WASHINGTON — Sequestration caps threaten the national security of the United States, and repealing the caps is one of John McCain’s top priorities for the next two years, the Arizona senator said Thursday at the Center for Strategic and International Studies.
“Sequestration has done lasting damage to the capabilities, readiness, modernness and morale of America’s armed forces,” said McCain, chairman of the Senate Committee on Armed Services. “And each year since the Budget Control Act was passed, the world has become more dangerous, and the threats to our nation and our interests have grown. I do not believe this is a coincidence.”
In budget battles this week, fiscal conservatives concerned about the deficit are insisting that the GOP abide by sequestration or spending caps imposed four years ago by the Budget Control Act of 2011, which specified $917 billion of cuts over 10 years in exchange for an initial debt limit increase of $900 billion. McCain and others want to break the caps in order to provide more funding to the military to fund readiness preparations and defense research.

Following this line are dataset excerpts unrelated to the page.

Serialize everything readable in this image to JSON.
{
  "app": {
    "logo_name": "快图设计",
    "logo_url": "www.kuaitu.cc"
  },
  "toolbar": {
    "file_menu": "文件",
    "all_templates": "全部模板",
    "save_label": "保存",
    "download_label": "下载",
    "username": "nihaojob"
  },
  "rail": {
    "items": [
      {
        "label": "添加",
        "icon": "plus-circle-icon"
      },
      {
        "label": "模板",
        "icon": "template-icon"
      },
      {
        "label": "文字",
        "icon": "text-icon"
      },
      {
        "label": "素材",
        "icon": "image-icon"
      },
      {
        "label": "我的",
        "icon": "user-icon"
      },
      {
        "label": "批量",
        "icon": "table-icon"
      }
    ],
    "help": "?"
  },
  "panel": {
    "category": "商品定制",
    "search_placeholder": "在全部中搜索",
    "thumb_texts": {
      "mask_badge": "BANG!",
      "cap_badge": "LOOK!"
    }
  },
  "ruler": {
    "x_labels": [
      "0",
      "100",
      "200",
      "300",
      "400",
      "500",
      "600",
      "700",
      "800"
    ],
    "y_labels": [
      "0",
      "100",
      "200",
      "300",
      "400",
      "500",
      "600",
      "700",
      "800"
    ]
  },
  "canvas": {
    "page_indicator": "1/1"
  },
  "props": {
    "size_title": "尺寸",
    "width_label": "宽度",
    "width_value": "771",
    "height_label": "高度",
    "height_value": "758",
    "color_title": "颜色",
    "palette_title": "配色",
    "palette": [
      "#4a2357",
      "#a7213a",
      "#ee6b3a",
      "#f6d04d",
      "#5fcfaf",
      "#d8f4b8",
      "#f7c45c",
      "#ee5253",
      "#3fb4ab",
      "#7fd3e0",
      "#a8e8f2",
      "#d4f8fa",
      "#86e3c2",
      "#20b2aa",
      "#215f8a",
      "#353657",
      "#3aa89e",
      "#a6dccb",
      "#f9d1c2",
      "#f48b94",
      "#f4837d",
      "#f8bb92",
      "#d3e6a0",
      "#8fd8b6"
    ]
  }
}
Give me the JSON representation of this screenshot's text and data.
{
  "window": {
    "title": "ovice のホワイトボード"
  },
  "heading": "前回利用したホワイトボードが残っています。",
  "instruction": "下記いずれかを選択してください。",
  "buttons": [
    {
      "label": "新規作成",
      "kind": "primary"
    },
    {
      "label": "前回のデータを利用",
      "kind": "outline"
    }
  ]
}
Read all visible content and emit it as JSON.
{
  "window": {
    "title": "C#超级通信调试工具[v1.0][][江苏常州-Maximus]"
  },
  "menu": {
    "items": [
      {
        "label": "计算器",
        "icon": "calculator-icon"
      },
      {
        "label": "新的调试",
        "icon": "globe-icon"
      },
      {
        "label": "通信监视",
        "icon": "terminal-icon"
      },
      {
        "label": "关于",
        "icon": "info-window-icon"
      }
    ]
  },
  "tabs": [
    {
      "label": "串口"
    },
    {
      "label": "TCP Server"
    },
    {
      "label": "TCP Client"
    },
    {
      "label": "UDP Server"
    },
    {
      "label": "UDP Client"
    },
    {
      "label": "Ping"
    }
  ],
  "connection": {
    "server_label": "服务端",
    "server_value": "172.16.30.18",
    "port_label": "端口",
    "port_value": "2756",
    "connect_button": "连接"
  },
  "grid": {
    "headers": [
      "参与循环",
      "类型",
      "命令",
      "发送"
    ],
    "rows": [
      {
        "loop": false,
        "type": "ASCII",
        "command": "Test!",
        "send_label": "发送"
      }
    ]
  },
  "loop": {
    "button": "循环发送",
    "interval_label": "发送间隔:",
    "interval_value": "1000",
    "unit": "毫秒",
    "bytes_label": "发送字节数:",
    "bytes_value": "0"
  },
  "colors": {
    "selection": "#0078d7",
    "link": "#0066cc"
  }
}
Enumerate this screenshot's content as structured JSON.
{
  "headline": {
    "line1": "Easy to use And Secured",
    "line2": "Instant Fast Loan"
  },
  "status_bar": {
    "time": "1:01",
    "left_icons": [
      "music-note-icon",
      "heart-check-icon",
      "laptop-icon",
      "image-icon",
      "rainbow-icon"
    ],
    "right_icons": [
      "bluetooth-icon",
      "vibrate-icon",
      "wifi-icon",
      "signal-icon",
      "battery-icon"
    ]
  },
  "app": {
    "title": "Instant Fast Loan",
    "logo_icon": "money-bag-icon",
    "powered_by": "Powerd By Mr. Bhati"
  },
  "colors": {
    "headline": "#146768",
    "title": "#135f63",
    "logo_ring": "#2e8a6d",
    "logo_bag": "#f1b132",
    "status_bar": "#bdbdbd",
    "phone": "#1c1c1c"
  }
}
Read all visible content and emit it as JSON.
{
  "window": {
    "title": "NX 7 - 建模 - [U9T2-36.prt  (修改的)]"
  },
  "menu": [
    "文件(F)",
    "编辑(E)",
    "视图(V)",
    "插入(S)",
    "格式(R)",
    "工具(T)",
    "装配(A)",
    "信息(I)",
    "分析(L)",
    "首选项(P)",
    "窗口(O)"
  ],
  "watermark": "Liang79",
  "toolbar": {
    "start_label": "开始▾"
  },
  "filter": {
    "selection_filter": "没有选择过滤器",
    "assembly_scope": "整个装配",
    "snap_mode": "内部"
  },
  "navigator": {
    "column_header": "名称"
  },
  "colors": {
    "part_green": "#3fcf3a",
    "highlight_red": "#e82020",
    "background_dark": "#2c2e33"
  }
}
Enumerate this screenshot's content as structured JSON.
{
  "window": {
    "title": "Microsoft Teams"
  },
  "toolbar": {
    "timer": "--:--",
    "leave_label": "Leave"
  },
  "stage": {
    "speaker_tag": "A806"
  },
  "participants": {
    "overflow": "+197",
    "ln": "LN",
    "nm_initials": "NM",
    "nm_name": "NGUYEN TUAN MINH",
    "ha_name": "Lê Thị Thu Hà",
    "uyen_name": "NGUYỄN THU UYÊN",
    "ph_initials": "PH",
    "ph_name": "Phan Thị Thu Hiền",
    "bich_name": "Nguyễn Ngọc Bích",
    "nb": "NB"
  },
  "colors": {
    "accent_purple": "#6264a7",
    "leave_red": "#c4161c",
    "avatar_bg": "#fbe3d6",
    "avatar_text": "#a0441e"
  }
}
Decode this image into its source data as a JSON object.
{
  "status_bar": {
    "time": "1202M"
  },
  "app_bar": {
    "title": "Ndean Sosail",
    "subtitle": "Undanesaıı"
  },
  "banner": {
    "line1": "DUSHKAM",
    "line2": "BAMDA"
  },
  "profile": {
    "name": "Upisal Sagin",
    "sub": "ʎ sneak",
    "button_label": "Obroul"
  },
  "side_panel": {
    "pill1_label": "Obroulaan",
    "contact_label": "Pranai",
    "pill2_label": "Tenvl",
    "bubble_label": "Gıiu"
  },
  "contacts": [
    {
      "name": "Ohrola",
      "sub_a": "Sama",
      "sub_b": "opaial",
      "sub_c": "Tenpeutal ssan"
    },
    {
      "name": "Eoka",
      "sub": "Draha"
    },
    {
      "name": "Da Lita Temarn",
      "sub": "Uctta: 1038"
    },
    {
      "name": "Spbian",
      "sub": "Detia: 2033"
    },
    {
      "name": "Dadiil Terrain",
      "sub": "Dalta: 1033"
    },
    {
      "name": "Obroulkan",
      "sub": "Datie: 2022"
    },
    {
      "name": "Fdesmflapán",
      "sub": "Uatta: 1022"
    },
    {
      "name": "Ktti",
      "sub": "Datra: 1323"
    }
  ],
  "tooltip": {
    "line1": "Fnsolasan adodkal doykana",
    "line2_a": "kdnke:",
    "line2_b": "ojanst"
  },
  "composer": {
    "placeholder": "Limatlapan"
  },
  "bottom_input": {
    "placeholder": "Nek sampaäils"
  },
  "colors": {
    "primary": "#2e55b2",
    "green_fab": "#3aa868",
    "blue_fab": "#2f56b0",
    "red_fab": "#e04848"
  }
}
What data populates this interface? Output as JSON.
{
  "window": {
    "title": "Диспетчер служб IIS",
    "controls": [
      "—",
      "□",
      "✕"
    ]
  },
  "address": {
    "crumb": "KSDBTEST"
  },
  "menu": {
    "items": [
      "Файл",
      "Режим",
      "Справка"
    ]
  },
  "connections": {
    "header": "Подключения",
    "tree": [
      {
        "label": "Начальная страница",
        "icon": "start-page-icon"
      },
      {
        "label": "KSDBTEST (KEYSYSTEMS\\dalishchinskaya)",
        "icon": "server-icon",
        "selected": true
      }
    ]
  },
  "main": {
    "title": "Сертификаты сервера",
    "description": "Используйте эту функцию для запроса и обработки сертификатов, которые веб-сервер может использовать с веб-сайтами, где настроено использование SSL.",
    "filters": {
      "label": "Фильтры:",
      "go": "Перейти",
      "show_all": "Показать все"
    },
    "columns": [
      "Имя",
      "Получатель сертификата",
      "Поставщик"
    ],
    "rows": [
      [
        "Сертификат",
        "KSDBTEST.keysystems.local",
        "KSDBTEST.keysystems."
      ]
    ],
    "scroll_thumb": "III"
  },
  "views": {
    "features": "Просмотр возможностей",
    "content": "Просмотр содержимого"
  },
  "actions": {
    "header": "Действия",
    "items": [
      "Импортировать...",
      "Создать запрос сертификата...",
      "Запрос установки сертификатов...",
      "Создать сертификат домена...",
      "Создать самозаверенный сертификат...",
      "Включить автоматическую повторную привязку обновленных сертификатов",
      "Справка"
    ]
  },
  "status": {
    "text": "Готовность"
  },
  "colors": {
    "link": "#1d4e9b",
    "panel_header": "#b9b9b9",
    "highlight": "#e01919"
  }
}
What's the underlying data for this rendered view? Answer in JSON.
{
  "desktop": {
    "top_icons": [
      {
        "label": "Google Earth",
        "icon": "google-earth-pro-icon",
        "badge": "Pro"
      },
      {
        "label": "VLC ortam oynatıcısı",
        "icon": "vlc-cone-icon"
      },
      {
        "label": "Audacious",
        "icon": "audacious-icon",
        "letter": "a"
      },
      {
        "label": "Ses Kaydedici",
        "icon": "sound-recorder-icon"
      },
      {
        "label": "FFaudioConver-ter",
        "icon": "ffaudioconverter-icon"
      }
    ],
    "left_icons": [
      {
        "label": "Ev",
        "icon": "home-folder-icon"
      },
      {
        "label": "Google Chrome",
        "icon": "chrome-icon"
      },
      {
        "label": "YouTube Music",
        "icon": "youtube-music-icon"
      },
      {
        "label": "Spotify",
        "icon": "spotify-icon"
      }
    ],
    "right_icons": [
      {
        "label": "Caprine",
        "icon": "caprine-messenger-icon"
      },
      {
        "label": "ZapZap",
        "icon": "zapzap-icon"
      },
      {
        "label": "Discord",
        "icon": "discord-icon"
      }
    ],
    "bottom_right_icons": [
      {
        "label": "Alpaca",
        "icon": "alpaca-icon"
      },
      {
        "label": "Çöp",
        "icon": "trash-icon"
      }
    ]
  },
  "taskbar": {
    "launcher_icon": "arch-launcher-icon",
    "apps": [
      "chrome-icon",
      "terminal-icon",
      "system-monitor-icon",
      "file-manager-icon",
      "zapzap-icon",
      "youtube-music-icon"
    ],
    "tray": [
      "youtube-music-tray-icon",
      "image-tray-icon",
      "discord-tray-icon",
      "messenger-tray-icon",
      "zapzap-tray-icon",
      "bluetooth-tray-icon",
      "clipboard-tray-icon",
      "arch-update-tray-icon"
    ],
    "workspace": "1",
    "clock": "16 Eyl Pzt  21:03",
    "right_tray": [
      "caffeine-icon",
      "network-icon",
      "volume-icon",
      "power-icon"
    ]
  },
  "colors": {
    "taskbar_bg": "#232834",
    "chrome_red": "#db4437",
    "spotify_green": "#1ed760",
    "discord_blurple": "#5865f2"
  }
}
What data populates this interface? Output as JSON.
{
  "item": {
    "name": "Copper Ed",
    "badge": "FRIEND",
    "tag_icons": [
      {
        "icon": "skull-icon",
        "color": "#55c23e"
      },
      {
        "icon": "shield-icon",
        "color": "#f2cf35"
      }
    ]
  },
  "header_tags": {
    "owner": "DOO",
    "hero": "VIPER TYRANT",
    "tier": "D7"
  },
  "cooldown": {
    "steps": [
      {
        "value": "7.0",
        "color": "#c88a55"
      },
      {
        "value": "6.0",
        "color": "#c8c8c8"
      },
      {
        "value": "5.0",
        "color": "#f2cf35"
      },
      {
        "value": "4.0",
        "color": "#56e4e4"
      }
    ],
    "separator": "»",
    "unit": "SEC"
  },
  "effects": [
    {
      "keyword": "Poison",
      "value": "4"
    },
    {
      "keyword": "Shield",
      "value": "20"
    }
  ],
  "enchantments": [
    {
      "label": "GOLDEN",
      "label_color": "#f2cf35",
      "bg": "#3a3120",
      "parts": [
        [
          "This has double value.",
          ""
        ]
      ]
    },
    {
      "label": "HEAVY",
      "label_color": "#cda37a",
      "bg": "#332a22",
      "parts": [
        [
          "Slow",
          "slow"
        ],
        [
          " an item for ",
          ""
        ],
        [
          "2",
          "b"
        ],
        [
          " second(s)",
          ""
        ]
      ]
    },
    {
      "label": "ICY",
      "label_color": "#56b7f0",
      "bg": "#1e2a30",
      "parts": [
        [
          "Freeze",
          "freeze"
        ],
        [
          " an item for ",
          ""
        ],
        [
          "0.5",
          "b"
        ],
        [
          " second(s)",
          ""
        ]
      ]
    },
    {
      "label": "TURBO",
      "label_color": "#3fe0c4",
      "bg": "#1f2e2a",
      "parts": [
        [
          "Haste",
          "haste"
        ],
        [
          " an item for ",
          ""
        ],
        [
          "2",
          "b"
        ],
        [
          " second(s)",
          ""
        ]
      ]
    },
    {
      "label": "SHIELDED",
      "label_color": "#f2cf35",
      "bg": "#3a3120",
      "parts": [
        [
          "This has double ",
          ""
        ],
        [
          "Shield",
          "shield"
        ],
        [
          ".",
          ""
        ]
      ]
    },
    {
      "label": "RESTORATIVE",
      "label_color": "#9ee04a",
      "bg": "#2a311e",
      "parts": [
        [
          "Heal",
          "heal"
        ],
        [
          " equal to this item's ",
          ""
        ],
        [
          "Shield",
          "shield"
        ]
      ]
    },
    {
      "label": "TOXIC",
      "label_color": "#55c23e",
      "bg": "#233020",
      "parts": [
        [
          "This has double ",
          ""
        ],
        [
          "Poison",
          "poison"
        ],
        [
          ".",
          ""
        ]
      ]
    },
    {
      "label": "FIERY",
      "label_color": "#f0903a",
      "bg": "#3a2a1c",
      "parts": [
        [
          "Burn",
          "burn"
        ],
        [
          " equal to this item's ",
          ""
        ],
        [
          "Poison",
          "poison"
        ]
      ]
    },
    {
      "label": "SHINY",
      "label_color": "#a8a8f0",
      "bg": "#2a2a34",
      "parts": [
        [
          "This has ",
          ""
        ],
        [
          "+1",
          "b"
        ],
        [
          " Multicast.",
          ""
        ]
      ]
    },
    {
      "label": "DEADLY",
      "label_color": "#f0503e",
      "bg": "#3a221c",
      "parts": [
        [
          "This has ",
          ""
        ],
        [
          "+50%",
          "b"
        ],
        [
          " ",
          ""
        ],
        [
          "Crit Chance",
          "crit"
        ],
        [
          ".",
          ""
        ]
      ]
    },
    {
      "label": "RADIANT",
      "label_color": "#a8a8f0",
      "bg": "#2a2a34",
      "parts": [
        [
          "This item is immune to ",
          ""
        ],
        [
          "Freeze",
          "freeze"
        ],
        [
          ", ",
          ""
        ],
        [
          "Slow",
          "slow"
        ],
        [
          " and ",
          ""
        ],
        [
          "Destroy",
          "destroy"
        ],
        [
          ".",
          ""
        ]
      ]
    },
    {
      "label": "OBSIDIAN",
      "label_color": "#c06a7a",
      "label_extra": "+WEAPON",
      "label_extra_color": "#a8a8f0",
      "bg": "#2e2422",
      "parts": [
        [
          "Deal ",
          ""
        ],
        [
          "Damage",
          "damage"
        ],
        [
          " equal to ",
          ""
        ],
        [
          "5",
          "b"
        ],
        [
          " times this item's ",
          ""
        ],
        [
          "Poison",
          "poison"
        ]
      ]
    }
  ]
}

He said this fight against Republicans on defense spending is the toughest he has seen.
McCain attributed some of the disagreement to the fact that 60 percent of senators have served for six years or less, and are less experienced on defense issues — where the “learning curve is very steep,” he said.
“There’s not the appreciation to the challenges to our national security as you and I see it,” he said, answering a question from a former assistant Anthony Cordesman. “Honestly, I have to have a hearing and sit down and talk to these people and explain it to them face to face, and I’m not blaming them.”
To his deficit-cutting counterparts, he pointed out that even if they “made every cut that we wanted to, we’re still not going to make significant impact on the deficit because the majority of the deficit is now driven by entitlements.”
“That is just math,” he said.
He asserted that many Americans now see national security as their highest priority, but it cannot be sufficiently provided for at sequestration levels, especially when we are witnessing the “erosion of Americas defense technological advantage” in areas like “cyber and space control capabilities, directed energy weapons, unmanned combat aerial vehicles, and our future power projection capabilities, especially the future of the aircraft carrier and the carrier air wing.”
McCain said that he intends to be “a champion for these new kinds of technologies.”
“Republicans cannot talk tough on national security but be unwilling to pay for it,” he said.
As a result of the “self-inflicted wounds of sequestration,” he concluded, we are now “flirting with disaster.”